The discussion of tensor-product operations on quadrilaterals and hexahedra may seem quite natural as the element construction is done with tensor-products of the segment; however, how do you create these types of operations on triangles (and anything involving triangles such as tetrahedra, prisms and pyramids)? The main mathematical building block we use that allows such operators is a transformation due to Duffy [29], which was subsequently used by Dubiner [28] in the context of finite elements and was extended to general polyhedral types by Ainsworth [7, 6].

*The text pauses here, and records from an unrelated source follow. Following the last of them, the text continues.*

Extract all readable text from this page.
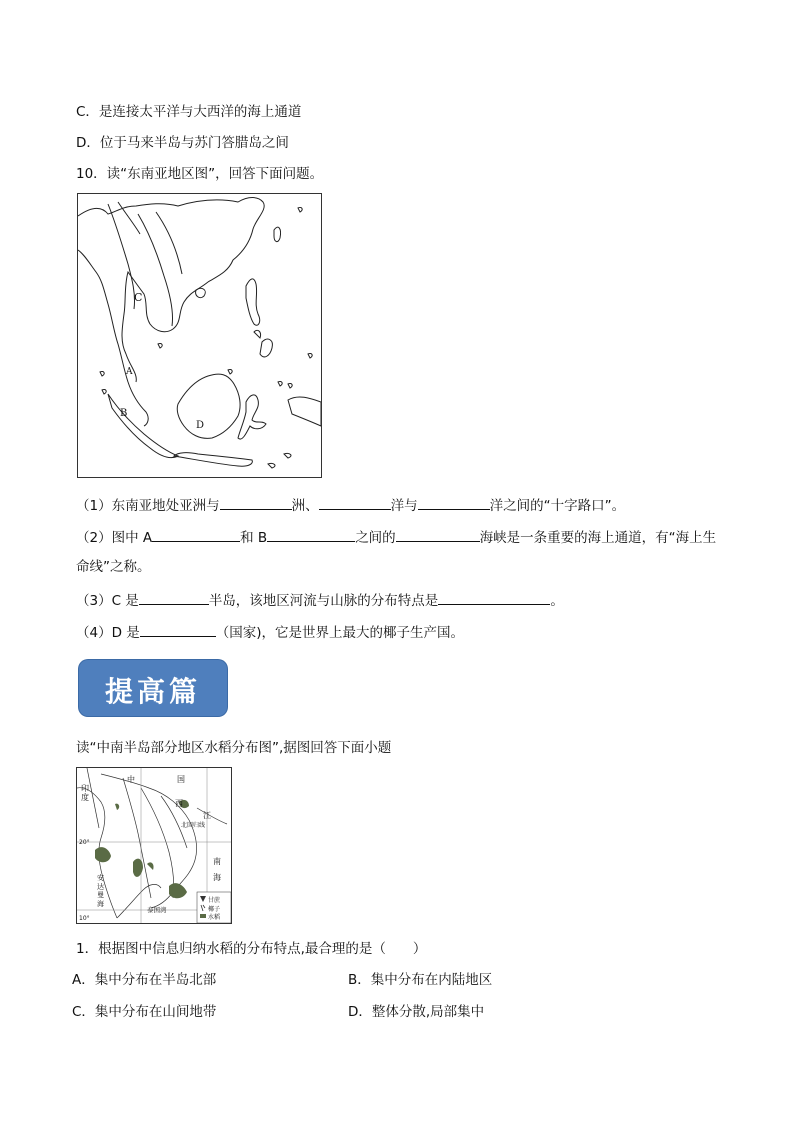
C．是连接太平洋与大西洋的海上通道
D．位于马来半岛与苏门答腊岛之间
10．读“东南亚地区图”，回答下面问题。
C
A
B
D
（1）东南亚地处亚洲与	洲、	洋与	洋之间的“十字路口”。
（2）图中 A	和 B	之间的	海峡是一条重要的海上通道，有“海上生
命线”之称。
（3）C 是	半岛，该地区河流与山脉的分布特点是	。
（4）D 是	（国家)，它是世界上最大的椰子生产国。
提高篇
读“中南半岛部分地区水稻分布图”,据图回答下面小题
中	国
西
江
北回归线
20°
10°
南
海
泰国湾
甘蔗
椰子
水稻
印
度
安
达
曼
海
1．根据图中信息归纳水稻的分布特点,最合理的是（　　）
A．集中分布在半岛北部	B．集中分布在内陆地区
C．集中分布在山间地带	D．整体分散,局部集中
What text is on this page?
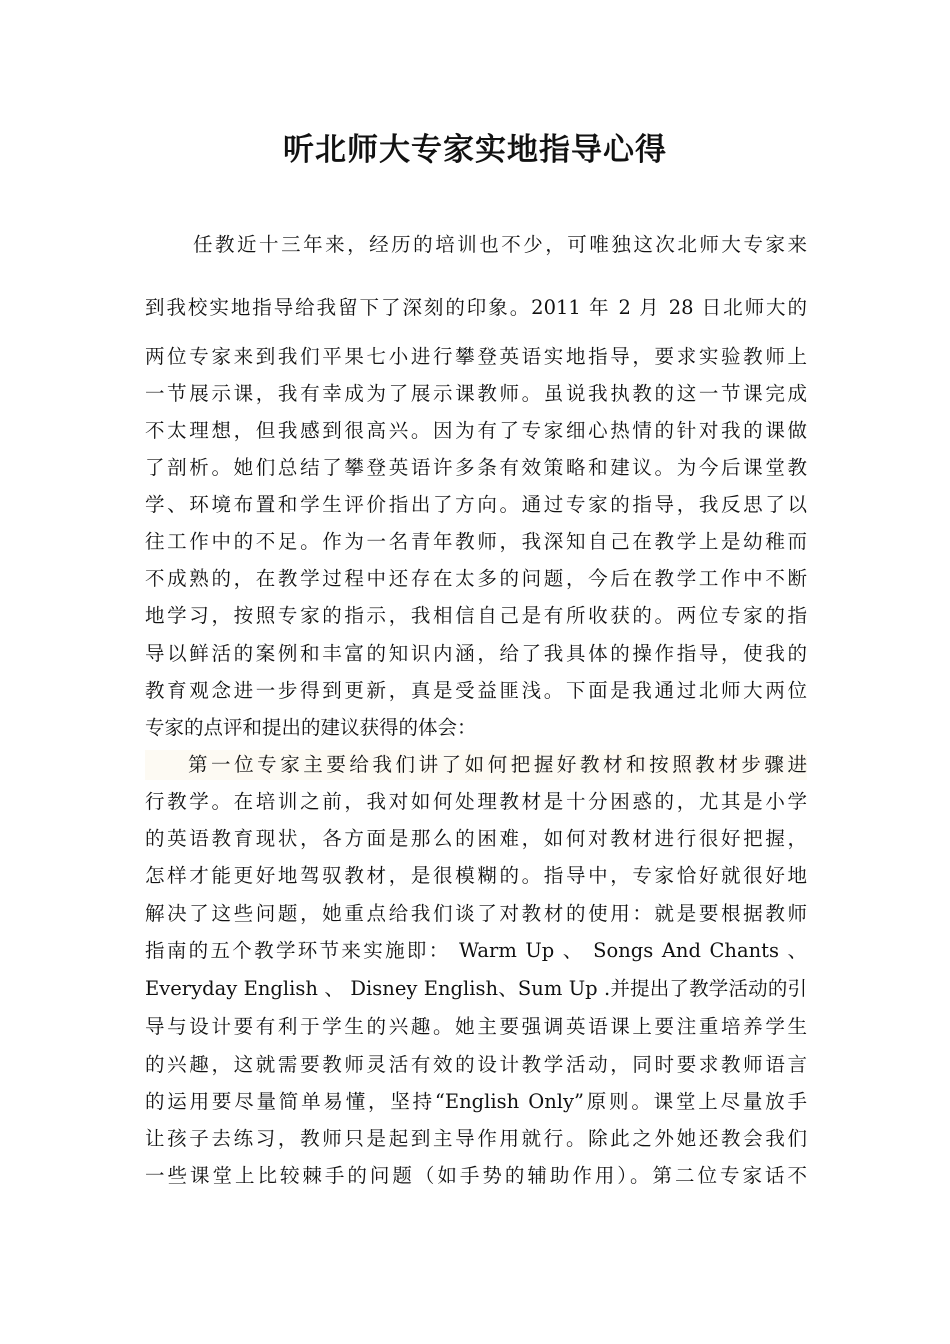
听北师大专家实地指导心得
任教近十三年来，经历的培训也不少，可唯独这次北师大专家来
到我校实地指导给我留下了深刻的印象。2011 年 2 月 28 日北师大的
两位专家来到我们平果七小进行攀登英语实地指导，要求实验教师上
一节展示课，我有幸成为了展示课教师。虽说我执教的这一节课完成
不太理想，但我感到很高兴。因为有了专家细心热情的针对我的课做
了剖析。她们总结了攀登英语许多条有效策略和建议。为今后课堂教
学、环境布置和学生评价指出了方向。通过专家的指导，我反思了以
往工作中的不足。作为一名青年教师，我深知自己在教学上是幼稚而
不成熟的，在教学过程中还存在太多的问题，今后在教学工作中不断
地学习，按照专家的指示，我相信自己是有所收获的。两位专家的指
导以鲜活的案例和丰富的知识内涵，给了我具体的操作指导，使我的
教育观念进一步得到更新，真是受益匪浅。下面是我通过北师大两位
专家的点评和提出的建议获得的体会：
第一位专家主要给我们讲了如何把握好教材和按照教材步骤进
行教学。在培训之前，我对如何处理教材是十分困惑的，尤其是小学
的英语教育现状，各方面是那么的困难，如何对教材进行很好把握，
怎样才能更好地驾驭教材，是很模糊的。指导中，专家恰好就很好地
解决了这些问题，她重点给我们谈了对教材的使用：就是要根据教师
指南的五个教学环节来实施即： Warm Up 、 Songs And Chants 、
Everyday English 、 Disney English、Sum Up .并提出了教学活动的引
导与设计要有利于学生的兴趣。她主要强调英语课上要注重培养学生
的兴趣，这就需要教师灵活有效的设计教学活动，同时要求教师语言
的运用要尽量简单易懂，坚持“English Only”原则。课堂上尽量放手
让孩子去练习，教师只是起到主导作用就行。除此之外她还教会我们
一些课堂上比较棘手的问题（如手势的辅助作用）。第二位专家话不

An image denoting the Duffy transformation is shown in Figure 5.3. On the left is an example of the right-sided standard triangle with coordinate system (ξ1,ξ2), and on the right is the separable tensor-product domain with coordinates (η1,η2). We often refer to this transformation as “collapsed coordinates" as it appears as the “collapsing" of a quadrilateral domain to a triangle. Note that the edge along η1 = 1 on the quadrilateral collapses down to the single point (ξ1,ξ2) = (1,1). This, in general, does not cause issues with our integration over volumes as this is a point of measure zero. However, special case will need be taken when doing edge integrals. We will make it a point to highlight those places in which special care is needed.

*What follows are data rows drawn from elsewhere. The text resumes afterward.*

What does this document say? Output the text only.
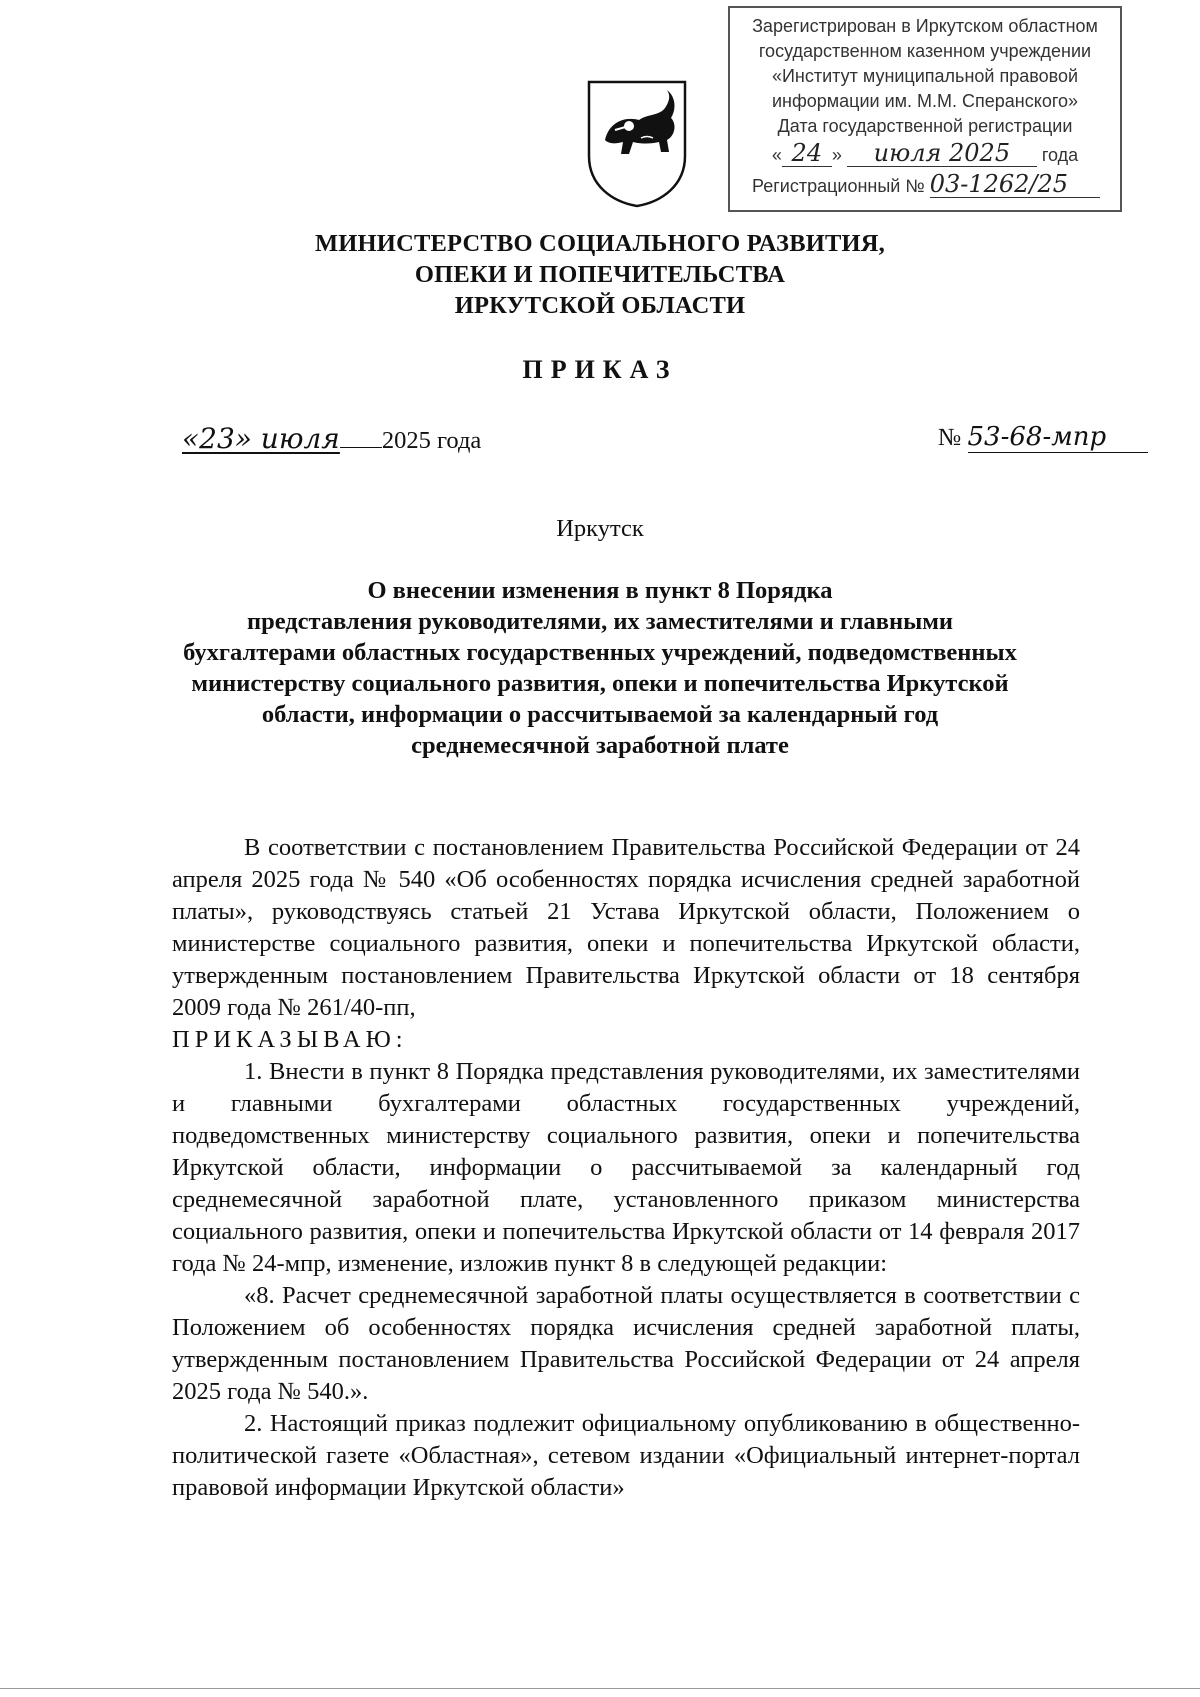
Зарегистрирован в Иркутском областном
государственном казенном учреждении
«Институт муниципальной правовой
информации им. М.М. Сперанского»
Дата государственной регистрации
« 24 » июля 2025 года
Регистрационный № 03-1262/25
МИНИСТЕРСТВО СОЦИАЛЬНОГО РАЗВИТИЯ,
ОПЕКИ И ПОПЕЧИТЕЛЬСТВА
ИРКУТСКОЙ ОБЛАСТИ
ПРИКАЗ
«23» июля 2025 года	№ 53-68-мпр
Иркутск
О внесении изменения в пункт 8 Порядка
представления руководителями, их заместителями и главными
бухгалтерами областных государственных учреждений, подведомственных
министерству социального развития, опеки и попечительства Иркутской
области, информации о рассчитываемой за календарный год
среднемесячной заработной плате

В соответствии с постановлением Правительства Российской Федерации от 24 апреля 2025 года № 540 «Об особенностях порядка исчисления средней заработной платы», руководствуясь статьей 21 Устава Иркутской области, Положением о министерстве социального развития, опеки и попечительства Иркутской области, утвержденным постановлением Правительства Иркутской области от 18 сентября 2009 года № 261/40-пп,

ПРИКАЗЫВАЮ:

1. Внести в пункт 8 Порядка представления руководителями, их заместителями и главными бухгалтерами областных государственных учреждений, подведомственных министерству социального развития, опеки и попечительства Иркутской области, информации о рассчитываемой за календарный год среднемесячной заработной плате, установленного приказом министерства социального развития, опеки и попечительства Иркутской области от 14 февраля 2017 года № 24-мпр, изменение, изложив пункт 8 в следующей редакции:

«8. Расчет среднемесячной заработной платы осуществляется в соответствии с Положением об особенностях порядка исчисления средней заработной платы, утвержденным постановлением Правительства Российской Федерации от 24 апреля 2025 года № 540.».

2. Настоящий приказ подлежит официальному опубликованию в общественно-политической газете «Областная», сетевом издании «Официальный интернет-портал правовой информации Иркутской области»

With the 2D Duffy transformation in place, we can actually create all four 3D element types from the starting point of a hexahedra (our base tensor-product shape). One collapsing operation yields a prism. The second collapsing operation yields a pyramid. Lastly, a final collapsing operation yields a tetrahedra. A visual representation of these operations are shown in Figure 5.4.
This is meant merely to be a summary of tensor-product operations, enough to allow us to discuss the basic data types and algorithms within Nektar++. If more details are needed, we encourage the reader to consult Karniadakis and Sherwin [46] and the references therein.
Although the primary backbone of Nektar++ is tensor-product operations across all element types through the use of collapsed coordinates, we have implemented two commonly used non-tensorial basis set definitions. These are based upon Lagrange polynomial construction from a nodal (collocating) point set. As derived element types (in the C + + sense), we have implemented NodalStdTriangle (and Tet) based upon the electrostatic points of Hesthaven [40] and the Fekete points of Taylor and Wingate [63, 64].
Although these types of elements, at first glance, might seem to be “sub-optimal" (in terms of operations), there are various reasons why people might choice to use them. For instance, the point set you use for defining the collocation points dictates the interpolative projection operator (and correspondingly the properties of that operator) – an important issue when evaluating boundary conditions, initial conditions and for some non-linear operator evaluations. Within the Nektar++ team, we started an examination of this within the paper by Kirby and Sherwin [48]. There has since been various papers in the literature (beyond the scope of this developer’s guide) that give the pros and cons of tensor-product (separable) and non-tensor-product element types.